That is, the name resolution would not fail: the second domain tree navigation will pass through the name servers of the root zone, of zone edu, of zone yale.edu and will succeed. It follows that, in this case, the presence of ns.yale.edu A IP-ns-y is not needed in the glue information of zone org.

Now suppose that the name server of zone acm.org is named instead ns.acm.org (i.e., the name server of a zone Z1 is in Z1). According to our lectures, the name server of zone org must contain both of the following RRs (glue information):

  • acm.org NS ns.acm.org
  • ns.acm.org A IP-ns-o

Now suppose that only the first RR is stored in the name server of zone org. In this case, as explained in the following, the above name resolution will fail:

  1. The name server of zone org does not have the requested RR;
  2. however, it does know that acm.org is a zone and that the name server of this zone is ns.acm.org;
  3. I thus have to continue the domain tree navigation by sending pippo.acm.org A ? to ns.acm.org;
  4. I do not have the IP address of ns.acm.org thus I have to execute another domain tree navigation for resolving ns.acm.org A ?; having found this RR I will continue the navigation for resolving pippo.acm.org A ?

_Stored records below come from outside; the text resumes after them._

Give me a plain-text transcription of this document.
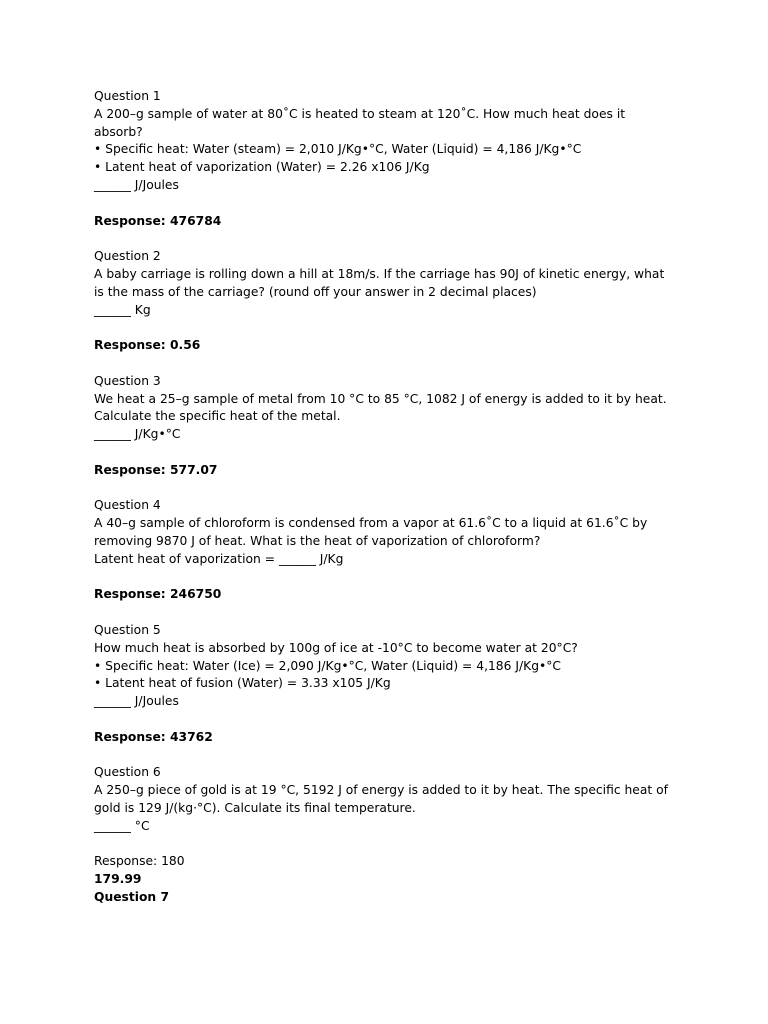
Question 1

A 200–g sample of water at 80˚C is heated to steam at 120˚C. How much heat does it

absorb?

• Specific heat: Water (steam) = 2,010 J/Kg•°C, Water (Liquid) = 4,186 J/Kg•°C

• Latent heat of vaporization (Water) = 2.26 x106 J/Kg

______ J/Joules

Response: 476784

Question 2

A baby carriage is rolling down a hill at 18m/s. If the carriage has 90J of kinetic energy, what

is the mass of the carriage? (round off your answer in 2 decimal places)

______ Kg

Response: 0.56

Question 3

We heat a 25–g sample of metal from 10 °C to 85 °C, 1082 J of energy is added to it by heat.

Calculate the specific heat of the metal.

______ J/Kg•°C

Response: 577.07

Question 4

A 40–g sample of chloroform is condensed from a vapor at 61.6˚C to a liquid at 61.6˚C by

removing 9870 J of heat. What is the heat of vaporization of chloroform?

Latent heat of vaporization = ______ J/Kg

Response: 246750

Question 5

How much heat is absorbed by 100g of ice at -10°C to become water at 20°C?

• Specific heat: Water (Ice) = 2,090 J/Kg•°C, Water (Liquid) = 4,186 J/Kg•°C

• Latent heat of fusion (Water) = 3.33 x105 J/Kg

______ J/Joules

Response: 43762

Question 6

A 250–g piece of gold is at 19 °C, 5192 J of energy is added to it by heat. The specific heat of

gold is 129 J/(kg·°C). Calculate its final temperature.

______ °C

Response: 180

179.99

Question 7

It is simple to realize that the domain tree navigation for ns.acm.org A ? will fail (or execute and endless loop):

  1. The name server of zone org does not have the requested RR;
  2. however, it does know that acm.org is a zone and that the name server of this zone is ns.acm.org;
  3. I thus have to continue the domain tree navigation by sending ns.acm.org A ? to ns.acm.org (endless loop!);

In summary:

  1. If the name server of a zone Z1 has a name in Z1 then the glue information for Z1 must contain two RRs (NS/A)
  2. If the name server of a zone Z1 has a name that is not in Z1 then the glue information for Z1 may contain only one RR (NS)
  3. To make things easier to understand and to remember, we assume that the glue information for Z1 always contain two RR (NS/A).